- Directed by: Filopimin Finos
- Written by: Dimitris Bogris
- Starring: Evgenia Danika Labros Konstadaras Linda Miranda Alekos Livaditis
- Cinematography: Kostas Drimaropoulos Yannis Drimaropoulos
- Edited by: Emil Provelengios
- Music by: Giorgos Mallidis
- Production companies: Finos Films Skouras Films
- Release date: April 15, 1940;
- Running time: 75 minutes
- Country: Greece
- Language: Greek

= The Parting Song (film) =

The Parting Song (Greek:To tragoudi tou horismou) is a 1940 Greek drama film directed by Filopimin Finos and starring Evgenia Danika, Labros Konstadaras and Linda Miranda. It was the only film directed by Finos, better-known for running the production company Finos Films. The film was long thought to be lost after it was destroyed by the Germans during the Occupation of Greece, but a fragmented copy was discovered in Egypt.
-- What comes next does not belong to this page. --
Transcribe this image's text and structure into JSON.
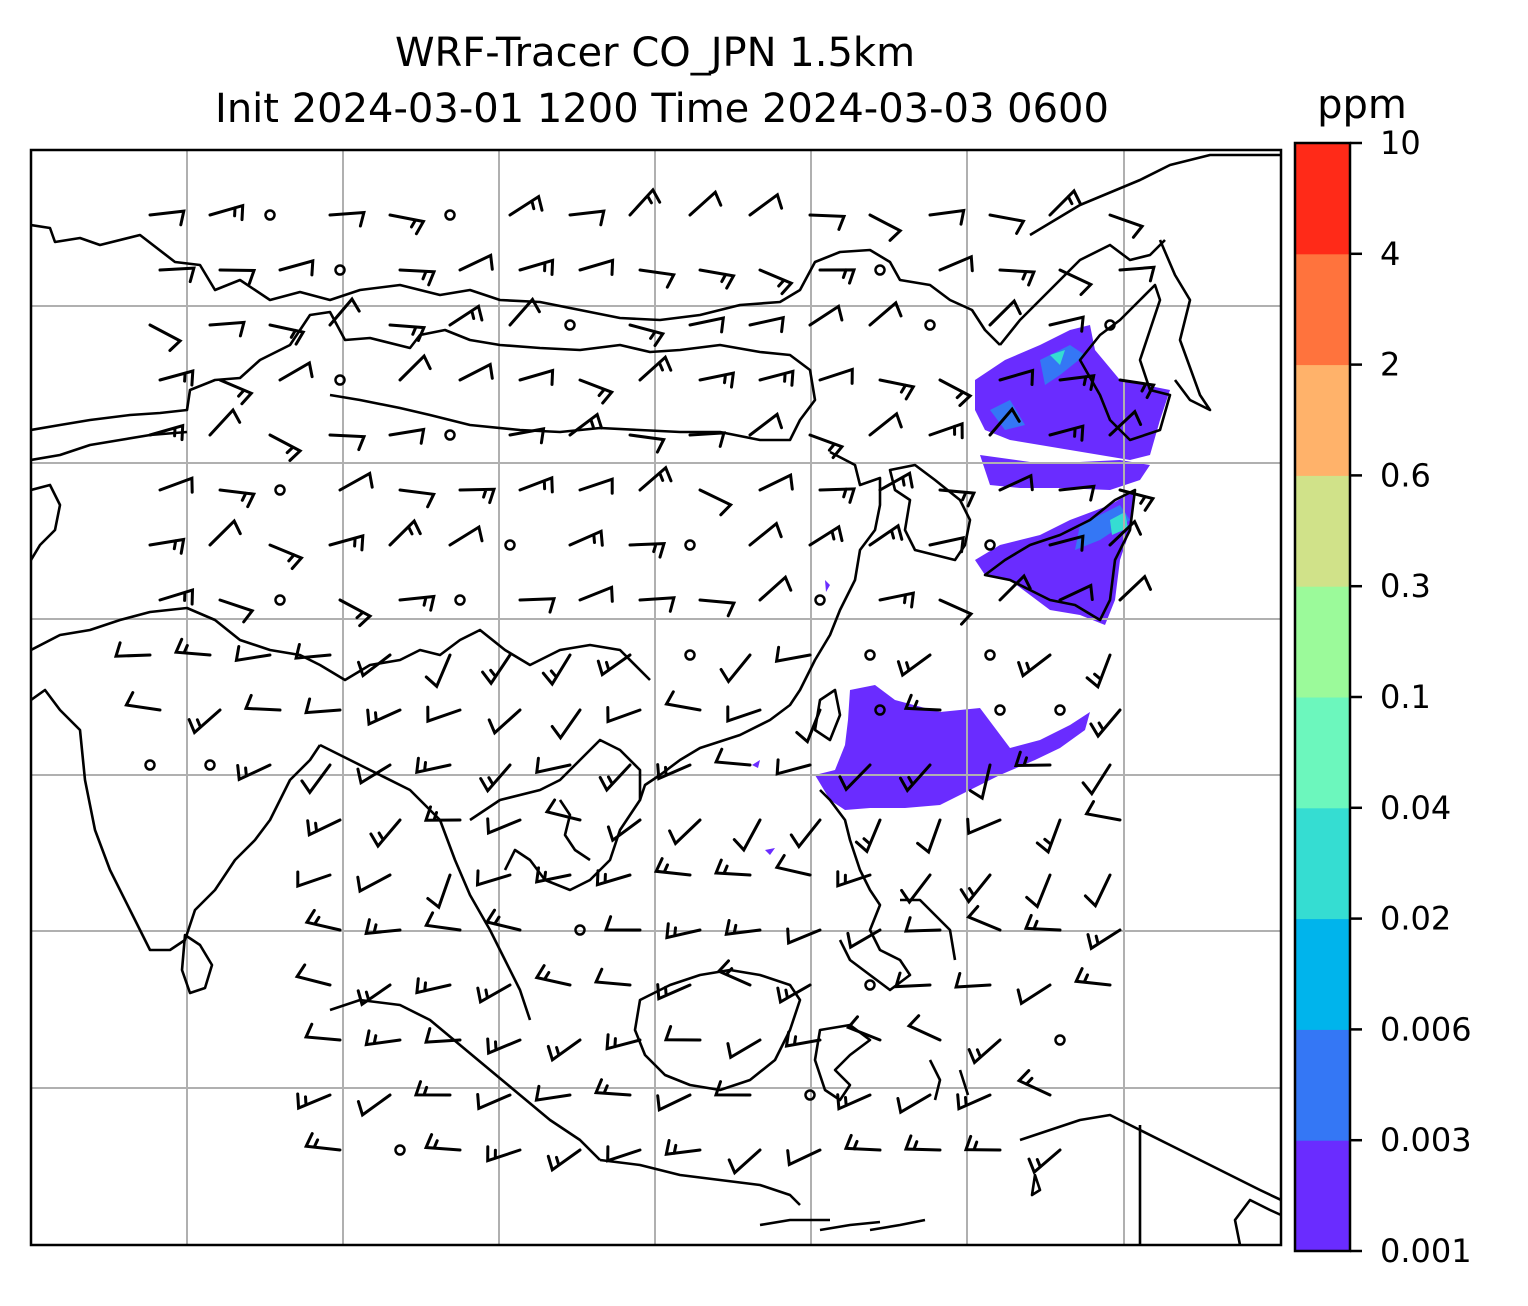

The film is notable as the first Greek film to be processed in a Greek technical laboratory (previous films had been processed abroad) which had been built by Finos Films. The film was a commercial failure on its release, and met a hostile reception from critics.

==Synopsis==
While holidaying on the island of Hydra, a wealthy Athenian woman meets and falls in love with a local fisherman. She seduces him away from his girlfriend and takes him with her to the city to pursue a career as a singer. Despite enjoying success, he decides that city life is not for him and returns to his home and his previous girlfriend who really loves him.

==Cast==
- Evgenia Danika as Miranda
- Labros Konstadaras as Konstadis
- Linda Miranda as Zoitsa
- Petros Epitropakis as Konstadis
- Giorgos Anaktoridis
- Maria Benipsalti
- Alekos Livaditis as Zarganas
- Mimis Moshoutis
- Nana Papadopoulou
- Kostas Papageorgiou

== Bibliography ==
- Petrakis, Marina. The Metaxas Myth: Dictatorship and Propaganda in Greece. I.B.Tauris, 2011.